On its way out the door, the Trump administration’s Department of Labor (DOL) finalized a rule that increased the prevailing wage—the minimum wage—for foreign workers in the H‑1B and permanent immigration programs. The final rule updated an interim final rule effective October 2020, which, as I have previously explained, the DOL misrepresented in multiple ways. And while the wage increases are lower in the new rule than the October rule, DOL is still justifying the rule with misrepresentations. It claims in the final rule that data provided by commenters on the interim final rule support its higher wage levels, but the opposite is true.
The law requires DOL to set the prevailing wage with “at least 4 levels of wages commensurate with experience, education, and the level of supervision.” The Level 1 wage is the entry level. The level 4 wage is the “fully competent” or supervisory wage. DOL uses the Bureau of Labor Statistics’ Occupational Employment Statistics (OES) survey to identify the wage for each occupation-area combination.
The OES survey doesn’t capture information about skills, so DOL has for as long as it has used the OES survey (since 1998) created the entry level wage by averaging the bottom third of wages in the occupation in the area based on the assumption that lower wages reflect lower skilled. It then averaged the rest of the wages (top two thirds) to create the level 4 wage. The other two levels are equally distributed between the level 1 and level 4.
The level 1 wage (average of the bottom third of wages) is about the 17th percentile. DOL’s January final rule will raise the level 1 prevailing wage to the 35th percentile, which is lower than the interim final rule for October that had set it at the 45th percentile. To justify setting the wage at the 35th percentile, the final rule cited several comments that it received in the interim final rule providing private wage data for various occupations. DOL makes this comment on the data:
In general, the Department found that the annual wage data for specific jobs in specific metropolitan areas offered by commenters were clustered around percentiles in the 30s. Some annual wage data offered by commenters fell in lower percentiles, and a few fell higher in the distribution.
DOL listed wages that it received before concluding:
In sum, most of the wage data offered by commenters was for salaries paid by employers to entry-level workers in positions typically filled by H‑1B workers. While there are outliers, most of these wage observations fell between the 30th and 40th percentiles of the OES distribution.

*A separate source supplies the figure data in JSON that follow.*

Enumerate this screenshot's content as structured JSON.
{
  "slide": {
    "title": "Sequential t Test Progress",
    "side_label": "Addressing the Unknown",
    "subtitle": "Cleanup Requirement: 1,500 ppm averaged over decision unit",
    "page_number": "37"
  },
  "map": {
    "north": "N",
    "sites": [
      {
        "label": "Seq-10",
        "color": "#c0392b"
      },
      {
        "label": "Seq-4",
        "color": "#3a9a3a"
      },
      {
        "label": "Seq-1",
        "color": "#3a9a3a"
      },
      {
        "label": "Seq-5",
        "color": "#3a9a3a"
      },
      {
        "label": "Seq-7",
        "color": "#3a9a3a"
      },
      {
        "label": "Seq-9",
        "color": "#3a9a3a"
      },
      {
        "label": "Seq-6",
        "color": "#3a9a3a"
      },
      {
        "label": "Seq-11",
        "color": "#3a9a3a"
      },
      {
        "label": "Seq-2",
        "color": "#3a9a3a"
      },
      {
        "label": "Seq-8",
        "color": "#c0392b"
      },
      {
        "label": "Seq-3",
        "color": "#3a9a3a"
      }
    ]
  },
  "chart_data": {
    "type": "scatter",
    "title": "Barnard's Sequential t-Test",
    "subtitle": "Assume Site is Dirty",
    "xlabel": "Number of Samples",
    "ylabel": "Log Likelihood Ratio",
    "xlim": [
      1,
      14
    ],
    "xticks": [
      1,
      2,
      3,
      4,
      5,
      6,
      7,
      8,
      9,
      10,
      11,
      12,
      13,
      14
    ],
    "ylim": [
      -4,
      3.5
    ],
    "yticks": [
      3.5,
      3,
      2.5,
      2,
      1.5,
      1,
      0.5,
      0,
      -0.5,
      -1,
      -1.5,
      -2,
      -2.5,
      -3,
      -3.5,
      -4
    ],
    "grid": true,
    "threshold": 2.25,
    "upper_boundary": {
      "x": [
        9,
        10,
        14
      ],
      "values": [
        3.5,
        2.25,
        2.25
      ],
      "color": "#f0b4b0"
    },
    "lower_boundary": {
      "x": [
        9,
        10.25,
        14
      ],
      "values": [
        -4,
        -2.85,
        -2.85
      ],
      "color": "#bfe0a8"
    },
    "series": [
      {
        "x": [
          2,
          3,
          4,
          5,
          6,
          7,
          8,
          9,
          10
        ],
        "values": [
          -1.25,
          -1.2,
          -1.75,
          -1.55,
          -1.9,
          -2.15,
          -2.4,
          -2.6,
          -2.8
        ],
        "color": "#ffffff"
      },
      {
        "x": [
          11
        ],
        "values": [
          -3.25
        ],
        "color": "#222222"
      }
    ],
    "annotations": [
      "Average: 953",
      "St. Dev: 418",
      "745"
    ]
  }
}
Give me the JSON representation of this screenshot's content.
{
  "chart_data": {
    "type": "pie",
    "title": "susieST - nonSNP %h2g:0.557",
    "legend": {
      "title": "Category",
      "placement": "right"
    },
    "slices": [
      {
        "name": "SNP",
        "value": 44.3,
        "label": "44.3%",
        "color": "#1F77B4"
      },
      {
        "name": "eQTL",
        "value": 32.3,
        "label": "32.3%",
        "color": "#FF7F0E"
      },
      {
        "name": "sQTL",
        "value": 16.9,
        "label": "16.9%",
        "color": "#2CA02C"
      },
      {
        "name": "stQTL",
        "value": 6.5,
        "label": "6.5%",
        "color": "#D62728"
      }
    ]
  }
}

In other words, DOL is stating that private wage data from the commenters support its rule, but that is false. Most of the wages from commenters as listed by DOL did not fall between the 30th and 40th percentiles. It is almost like these passages were written before DOL had analyzed the data that commenters provided. But Table 1 provides the entry level 1 data that DOL cited and what percentile DOL identified those wages falling in the OES data. It shows only one high end wage of the 15 ranges provided that was above the 35th percentile. The majority of the DOL-cited data points was at the 20th percentile or below.
In other words, the private wage data provided to DOL and cited by the rule are much closer to the existing prevailing wage structure than the DOL’s rule. DOL also provided a few data points for wage levels 2 and 4 (Table 2). Wage level 2 will increase from about the 34th to 53rd percentile. Yet the only two data points that DOL provides show percentiles closer to the original prevailing wage. The level 4 wage will increase from the 67th to 90th percentile, but again the only comment cited by DOL shows wages close to the original prevailing wage.
This is not DOL’s only argument for its new rule, but it is an important one nonetheless. By misrepresenting—again—wage data to support its misguided approach, DOL undermines its credibility. Courts have enjoined the October interim final rule on procedural grounds since December. Hopefully, if courts reach the substance of the final rule, they will find it wanting as well.